SA v PA: Mostyn J considers pre-nups and compensation

Mr Justice Mostyn
In SA v PA (Pre-marital agreement: Compensation) [2014] EWHC 392 Mr Justice Mostyn considered, as the case name suggests, two issues: a pre-nuptial agreement (which had been signed by the parties in Amsterdam on the day before the wedding) and the wife's claim that her periodical payments award should be significantly enhanced by reference to the principle of compensation as explained by the House of Lords in McFarlane v McFarlane [2006] UKHL 24 [2006].

I do not propose here to go through the facts of the case, or even the details of Mr Justice Mostyn's decision. Instead, I thought it would be useful to briefly outline what he had to say regarding the legal principles on those two issues.

On the treatment of pre-nuptial agreements he of course referred to the test propounded by the Supreme Court in Radmacher v Granatino:
"The court should give effect to a nuptial agreement that is freely entered into by each party with a full appreciation of its implications unless in the circumstances prevailing it would not be fair to hold the parties to their agreement."
He then referred to his own previous attempts to summarise the principles, in Kremen v Agrest and B v S. These are set out in paragraphs 11 and 12 of this judgment.

In particular, he stated that there was no requirement to have received specific advice as to the operation of English law on the agreement in question, and that this proposition had been specifically approved by Moor J in AH v PH.

To those principles he added:
"Finally, it is clear that a marital agreement does not have to deal with all aspects of the parties' resources in order to be presumptively binding over the assets or resources which it addresses."
Moving on to the issue of compensation, he summarised the position neatly at paragraph 36:
"Obviously I am bound by the decision of the House of Lords. However, in the light of the later authorities, I think that the principles concerning a compensation claim can properly be expressed as follows:-
i) It will only be in a very rare and exceptional case where the principle will be capable of being successfully invoked.

ii) Such a case will be one where the court can say without any speculation, i.e. with almost near certainty, that the claimant gave up a very high earning career which had it not been foregone would have led to earnings at least equivalent to that presently enjoyed by the respondent.

iii) Such a high earning career will have been practised by the claimant over an appreciable period during the marriage. Proof of this track-record is key.
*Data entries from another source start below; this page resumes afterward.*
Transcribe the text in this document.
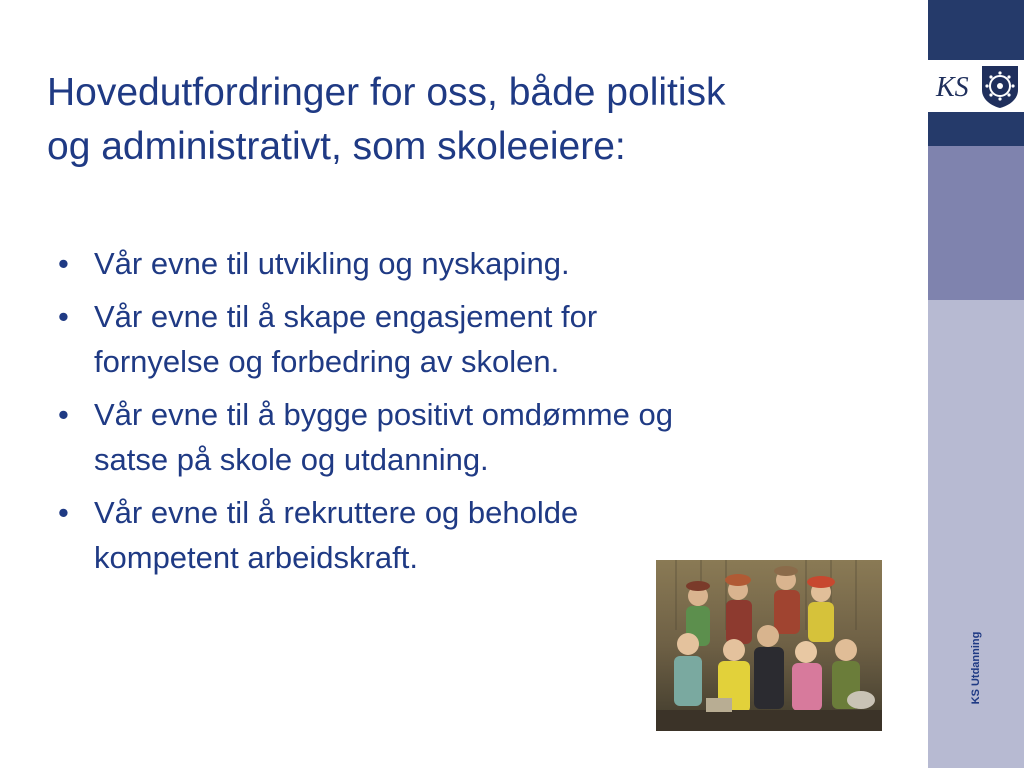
Hovedutfordringer for oss, både politisk
og administrativt, som skoleeiere:
• Vår evne til utvikling og nyskaping.
• Vår evne til å skape engasjement for
fornyelse og forbedring av skolen.
• Vår evne til å bygge positivt omdømme og
satse på skole og utdanning.
• Vår evne til å rekruttere og beholde
kompetent arbeidskraft.
KS
KS Utdanning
iv) Once these findings have been made compensation will be reflected by fixing the periodical payments award (or the multiplicand if this aspect is being capitalised by Duxbury) towards the top end of the discretionary bracket applicable for a needs assessment on the facts of the case. Compensation ought not be reflected by a premium or additional element on top of the needs based award."
He went on:
"Having regard to what I said in B v S at paras 73-79 it will be apparent that it is my firm belief that save in highly exceptional cases an award for periodical payments should be assessed by reference to the principle of need alone."
For the record, he found: (a) that, subject to "the critical question of maintenance", it would be fair to implement the capital division specified by the agreement and (no surprise here): (b) that this was not a compensation case.